IMPACT OF SCORE2 AND 2021 ESC GUIDELINES RECOMMENDATIONS ON CARDIOVASCULAR RISK CLASSIFICATION AND LDL-CHOLESTEROL CONTROL IN A POPULATION SCREENED FOR HYPERTENSION

Matteo Landolfo (1), Massimiliano Allevi (1), Francesco Spannella (1), Riccardo Sarzani (1)

(1) Università Politecnica delle Marche


Introduction: An updated cardiovascular risk (CVR) assessment model, the SCORE2, and several new equations to calculate low-density lipoprotein cholesterol (LDL-C) in clinical practice have been proposed and validated. We evaluated the impact of SCORE2 and 2021 ESC Guidelines on Cardiovascular Disease Prevention in Clinical Practice on CVR stratification and prevalence of LDL-C control in a population screened for hypertension. Methods: We conducted a cross-sectional study on 1539 consecutive screened for hypertension with 24-h ambulatory BP monitoring (ABPM).

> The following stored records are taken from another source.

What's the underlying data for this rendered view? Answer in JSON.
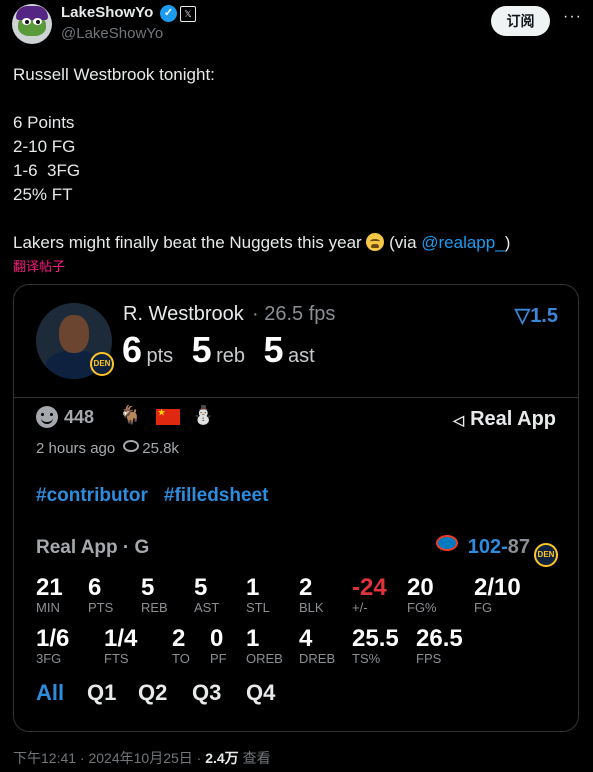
{
  "author": {
    "display_name": "LakeShowYo",
    "verified_mark": "✓",
    "badge": "𝕏",
    "handle": "@LakeShowYo"
  },
  "subscribe_label": "订阅",
  "more_label": "···",
  "tweet": {
    "line1": "Russell Westbrook tonight:",
    "line2": "6 Points",
    "line3": "2-10 FG",
    "line4": "1-6  3FG",
    "line5": "25% FT",
    "line6_pre": "Lakers might finally beat the Nuggets this year ",
    "line6_mid": " (via ",
    "mention": "@realapp_",
    "line6_post": ")"
  },
  "translate_label": "翻译帖子",
  "card": {
    "player_name": "R. Westbrook",
    "fps_text": "· 26.5 fps",
    "pts": "6",
    "pts_unit": "pts",
    "reb": "5",
    "reb_unit": "reb",
    "ast": "5",
    "ast_unit": "ast",
    "team_abbr": "DEN",
    "delta": "1.5",
    "reaction_count": "448",
    "goat": "🐐",
    "figure": "⛄",
    "brand": "Real App",
    "posted_ago": "2 hours ago",
    "view_count": "25.8k",
    "hashtags": [
      "#contributor",
      "#filledsheet"
    ],
    "game_label": "Real App · G",
    "score_home": "102",
    "score_sep": "-",
    "score_away": "87",
    "stats_row1": [
      {
        "v": "21",
        "l": "MIN"
      },
      {
        "v": "6",
        "l": "PTS"
      },
      {
        "v": "5",
        "l": "REB"
      },
      {
        "v": "5",
        "l": "AST"
      },
      {
        "v": "1",
        "l": "STL"
      },
      {
        "v": "2",
        "l": "BLK"
      },
      {
        "v": "-24",
        "l": "+/-"
      },
      {
        "v": "20",
        "l": "FG%"
      },
      {
        "v": "2/10",
        "l": "FG"
      }
    ],
    "stats_row2": [
      {
        "v": "1/6",
        "l": "3FG"
      },
      {
        "v": "1/4",
        "l": "FTS"
      },
      {
        "v": "2",
        "l": "TO"
      },
      {
        "v": "0",
        "l": "PF"
      },
      {
        "v": "1",
        "l": "OREB"
      },
      {
        "v": "4",
        "l": "DREB"
      },
      {
        "v": "25.5",
        "l": "TS%"
      },
      {
        "v": "26.5",
        "l": "FPS"
      }
    ],
    "tabs": [
      "All",
      "Q1",
      "Q2",
      "Q3",
      "Q4"
    ],
    "active_tab": "All"
  },
  "footer": {
    "time": "下午12:41 · 2024年10月25日 · ",
    "views": "2.4万",
    "views_label": " 查看"
  },
  "colors": {
    "accent": "#1d9bf0",
    "card_blue": "#2d8cdd",
    "negative": "#e0333c",
    "translate": "#f91880"
  }
}
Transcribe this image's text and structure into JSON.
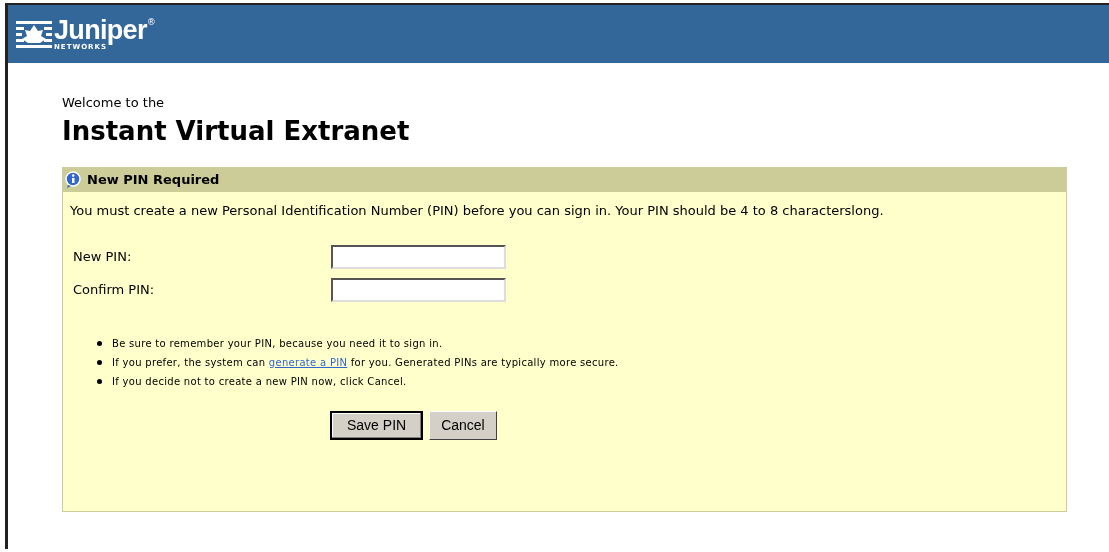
{
  "header": {
    "logo_text": "Juniper",
    "logo_subtext": "NETWORKS",
    "logo_mark": "®"
  },
  "welcome": "Welcome to the",
  "title": "Instant Virtual Extranet",
  "panel": {
    "title": "New PIN Required",
    "message": "You must create a new Personal Identification Number (PIN) before you can sign in. Your PIN should be 4 to 8 characterslong.",
    "fields": [
      {
        "label": "New PIN:"
      },
      {
        "label": "Confirm PIN:"
      }
    ],
    "notes": [
      {
        "text": "Be sure to remember your PIN, because you need it to sign in."
      },
      {
        "text": "If you prefer, the system can ",
        "link": "generate a PIN",
        "after": " for you. Generated PINs are typically more secure."
      },
      {
        "text": "If you decide not to create a new PIN now, click Cancel."
      }
    ],
    "buttons": [
      {
        "label": "Save PIN",
        "default": true
      },
      {
        "label": "Cancel",
        "default": false
      }
    ]
  }
}
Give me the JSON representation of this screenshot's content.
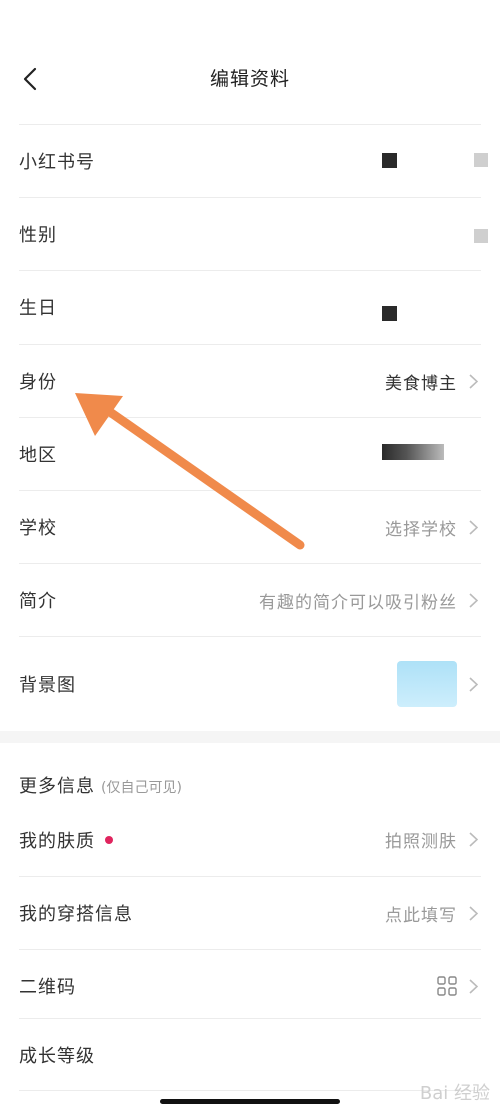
{
  "header": {
    "title": "编辑资料",
    "back_icon": "chevron-left-icon"
  },
  "rows": {
    "xiaohongshu_id": {
      "label": "小红书号"
    },
    "gender": {
      "label": "性别"
    },
    "birthday": {
      "label": "生日"
    },
    "identity": {
      "label": "身份",
      "value": "美食博主"
    },
    "region": {
      "label": "地区"
    },
    "school": {
      "label": "学校",
      "value": "选择学校"
    },
    "bio": {
      "label": "简介",
      "value": "有趣的简介可以吸引粉丝"
    },
    "background": {
      "label": "背景图"
    }
  },
  "more": {
    "title": "更多信息",
    "subtitle": "(仅自己可见)",
    "skin": {
      "label": "我的肤质",
      "value": "拍照测肤"
    },
    "outfit": {
      "label": "我的穿搭信息",
      "value": "点此填写"
    },
    "qrcode": {
      "label": "二维码"
    },
    "growth": {
      "label": "成长等级"
    }
  },
  "colors": {
    "accent_arrow": "#f08a4b",
    "red_dot": "#e0245e",
    "secondary_text": "#999999"
  },
  "watermark": "Bai 经验"
}
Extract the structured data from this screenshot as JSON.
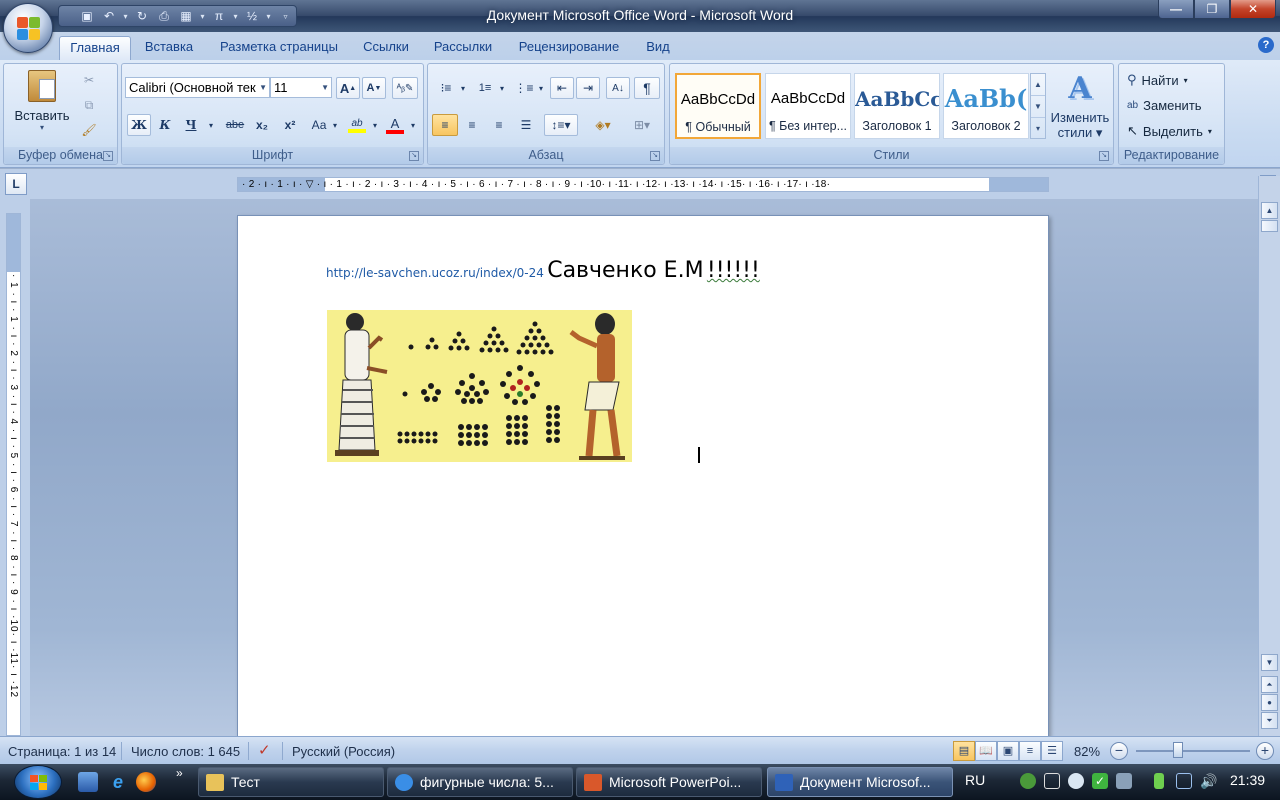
{
  "window": {
    "title": "Документ Microsoft Office Word - Microsoft Word",
    "minimize": "—",
    "maximize": "❐",
    "close": "✕"
  },
  "quick_access": [
    {
      "icon": "save-icon",
      "glyph": "💾"
    },
    {
      "icon": "undo-icon",
      "glyph": "↶"
    },
    {
      "icon": "redo-icon",
      "glyph": "↻"
    },
    {
      "icon": "print-preview-icon",
      "glyph": "🖶"
    },
    {
      "icon": "table-icon",
      "glyph": "▦"
    },
    {
      "icon": "equation-icon",
      "glyph": "π"
    },
    {
      "icon": "numbering-icon",
      "glyph": "½"
    }
  ],
  "tabs": [
    {
      "label": "Главная",
      "active": true
    },
    {
      "label": "Вставка"
    },
    {
      "label": "Разметка страницы"
    },
    {
      "label": "Ссылки"
    },
    {
      "label": "Рассылки"
    },
    {
      "label": "Рецензирование"
    },
    {
      "label": "Вид"
    }
  ],
  "ribbon": {
    "clipboard": {
      "caption": "Буфер обмена",
      "paste_label": "Вставить"
    },
    "font": {
      "caption": "Шрифт",
      "font_name": "Calibri (Основной тек",
      "font_size": "11",
      "bold": "Ж",
      "italic": "К",
      "underline": "Ч",
      "strike": "abe",
      "subscript": "x₂",
      "superscript": "x²",
      "case": "Аа",
      "highlight": "ab",
      "font_color": "A"
    },
    "paragraph": {
      "caption": "Абзац"
    },
    "styles": {
      "caption": "Стили",
      "tiles": [
        {
          "sample": "AaBbCcDd",
          "name": "¶ Обычный",
          "selected": true
        },
        {
          "sample": "AaBbCcDd",
          "name": "¶ Без интер..."
        },
        {
          "sample": "AaBbCc",
          "name": "Заголовок 1"
        },
        {
          "sample": "AaBb(",
          "name": "Заголовок 2"
        }
      ],
      "change_styles_line1": "Изменить",
      "change_styles_line2": "стили"
    },
    "editing": {
      "caption": "Редактирование",
      "find": "Найти",
      "replace": "Заменить",
      "select": "Выделить"
    }
  },
  "ruler": {
    "horizontal": "· 2 · ı · 1 · ı · ▽ · ı · 1 · ı · 2 · ı · 3 · ı · 4 · ı · 5 · ı · 6 · ı · 7 · ı · 8 · ı · 9 · ı ·10· ı ·11· ı ·12· ı ·13· ı ·14· ı ·15· ı ·16· ı ·17· ı ·18·",
    "vertical": "· 1 · ı · 1 · ı · 2 · ı · 3 · ı · 4 · ı · 5 · ı · 6 · ı · 7 · ı · 8 · ı · 9 · ı ·10· ı ·11· ı ·12"
  },
  "document": {
    "link_text": "http://le-savchen.ucoz.ru/index/0-24",
    "heading_text": "Савченко Е.М",
    "heading_tail": "!!!!!!"
  },
  "status": {
    "page": "Страница: 1 из 14",
    "words": "Число слов: 1 645",
    "language": "Русский (Россия)",
    "zoom": "82%"
  },
  "taskbar": {
    "buttons": [
      {
        "label": "Тест",
        "icon": "folder-icon",
        "color": "#e8c25a"
      },
      {
        "label": "фигурные числа: 5...",
        "icon": "ie-icon",
        "color": "#3a8ee6"
      },
      {
        "label": "Microsoft PowerPoi...",
        "icon": "powerpoint-icon",
        "color": "#d9582b"
      },
      {
        "label": "Документ Microsof...",
        "icon": "word-icon",
        "color": "#2f62b8",
        "active": true
      }
    ],
    "language": "RU",
    "clock": "21:39"
  },
  "colors": {
    "accent": "#15428b",
    "highlight_yellow": "#ffff00",
    "font_red": "#ff0000"
  }
}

LDL-C was calculated using the formulas proposed by Friedewald (F), Martin (M), and Sampson (S). SCORE and 2019 ESC/EAS Guidelines for the Management of Dyslipidaemias and SCORE2 and 2021 ESC Guidelines on Cardiovascular Disease Prevention in Clinical Practice have been used for individual CVR stratification and LDL-C targets. Results: Mean age 60 ± 12 years. Mean LDL-C 118 ± 38 mg/dl (F), 119 ± 37 mg/dl (M) and 120 ± 38 mg/dl (S). Median SCORE and SCORE2 were 2 (IQR 0-5) and 7 (IQR 4-11), respectively. SCORE and 2019 Guidelines classified 852 patients (55%) as low-moderate risk, 307 patients (20%) as high risk and 380 patients (25%) as very high risk. SCORE2 and 2021 Guidelines significantly reclassified the individual CVR. We found a 32% reduction in the low-moderate risk group and an 18% and 12% increment in the high and very-high-risk groups, respectively. Accordingly, we reported a significant reduction in the proportion of patients at the LDL-C target in the subgroups considered, independently of the equation for LDL-C calculation.Conclusion: Applying SCORE2 and 2021 Guidelines recommendations led to a non-negligible CVR reclassification and subsequent lack of LDL-C control in our population and subgroups, including those already in lipid-lowering therapy (LLT). These results suggest that a significant proportion of patients should be systematically and accurately (re)screened for individual CVR to assure the most adequate, personalized and effective treatments.